Stanford Hill, zwei Meter groß und Kirmesboxerstatur, ist ein ehemaliger „Gangsta“. Er war Anführer der „Sexy Boys“ und hat wegen Totschlags im Gefängnis gesessen, bis „Gott mich fand“, wie er sagt. Heute betreibt er eine kleine Kirche in Lavender Hill und ein Bauunternehmen, das Schwerverbrecher einstellt, und es war Stanford Hill, der nach einem Blutbad im Juli vergangenen Jahres die Anführer aller Gangs an einen Tisch zwang. Dass ihm das gelungen ist, verblüfft ihn immer noch. Nur: Was sollte er ihnen sagen? Hört auf mit den Schießen, klar, hört auf mit dem Dealen, logisch. Doch der Rauschgifthandel ist ein lukratives Geschäft, und alternative Einkommensmöglichkeiten gibt es nicht.

Rauschgifthandel - Die Drogen-Gangs im südafrikanischen Lavender Hill bei Kapstadt sind für Ihre Brutalität bekannt. © Seuffert, Felix Vergrößern Mitglieder der Drogenbande Junky Funkys vor einer Garage in Lavender Hill

Lavender Hill ist eine der Siedlungen in den Cape Flats rund um Kapstadt, die sich die Planer des Apartheidregimes einfallen ließen, um Schwarze und Coloureds aus den schönen, weißen Wohngegenden zu vertreiben.
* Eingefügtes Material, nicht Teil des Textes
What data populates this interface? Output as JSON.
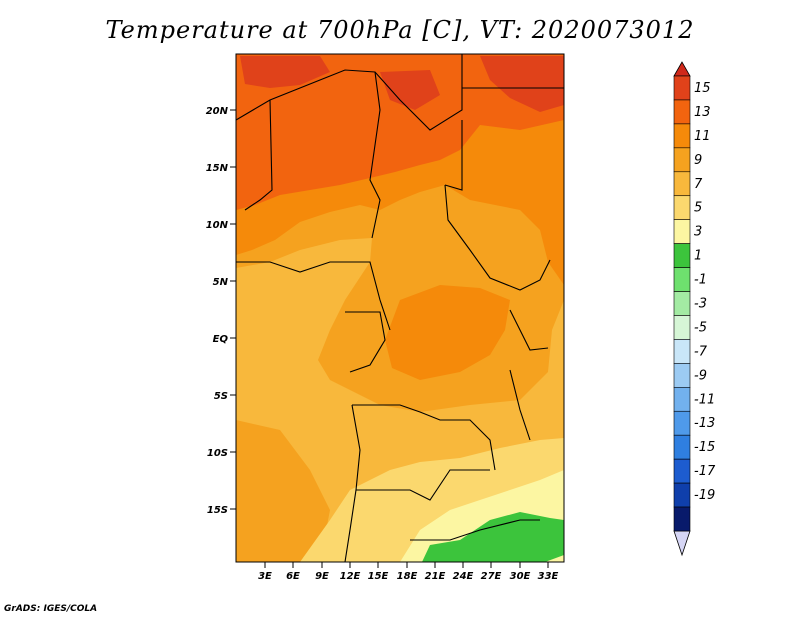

Lavender Hill wurde für „Menschen zweiter Klasse“ gebaut, und genauso sieht es aus: Reihe um Reihe von Wohnblocks. Es gibt keinen Spielplatz, keinen Supermarkt, kein Kino, nicht einmal einen Baum gibt es in dieser betonierten Einöde. 4000 Familien leben hier. Mehr als 60 Prozent der Menschen sind arbeitslos. Bis zu 70 Prozent jedes Jahrgangs verlassen die Schule vorzeitig. Weil viel gesoffen wird, gibt es viele behinderte Kleinkinder; und gedealt wird an jede Ecke, obwohl die meisten Menschen nur rund 100 Euro im Monat zum Leben haben. Trotzdem werden in Lavender Hill jedes Wochenende Drogen im Wert von rund 25.000 Euro umgesetzt. Pro Gang.

“Ich fordere die Gangführer nicht heraus. Ich rede mit ihnen, als hätte ich gewöhnliche Geschäftsleute vor mir“, sagt Ruben Richards, der den Killern und Dealern seit September vergangenen Jahres so etwas wie zivilisiertes Verhalten beizubringen versucht. Richards sprang ein, als Stanford Hill nicht mehr weiter wusste. Richards stammt aus den Cape Flats, seine Frau wurde in Lavender Hill geboren. Er ist ein erfahrener Verhandlungsführer und zudem ein bekannter Mann in Südafrika. Richards war der Generalsekretär der Wahrheits- und Versöhnungskonferenz, die Licht in die Verbrechen der Apartheid brachte. Danach sollte er als Chef der südafrikanischen Polizeiakademie einer Truppe von uniformierten Schlägern den Dienst am Bürger im neuen Südafrika beibringen. Zuletzt war Richards Generalsekretär der auf die Bekämpfung von organisiertem Verbrechen spezialisierten Polizei-Sondereinheit „Scorpions“, bis diese aufgelöst wurde, weil sie ihren Job zu gut machte.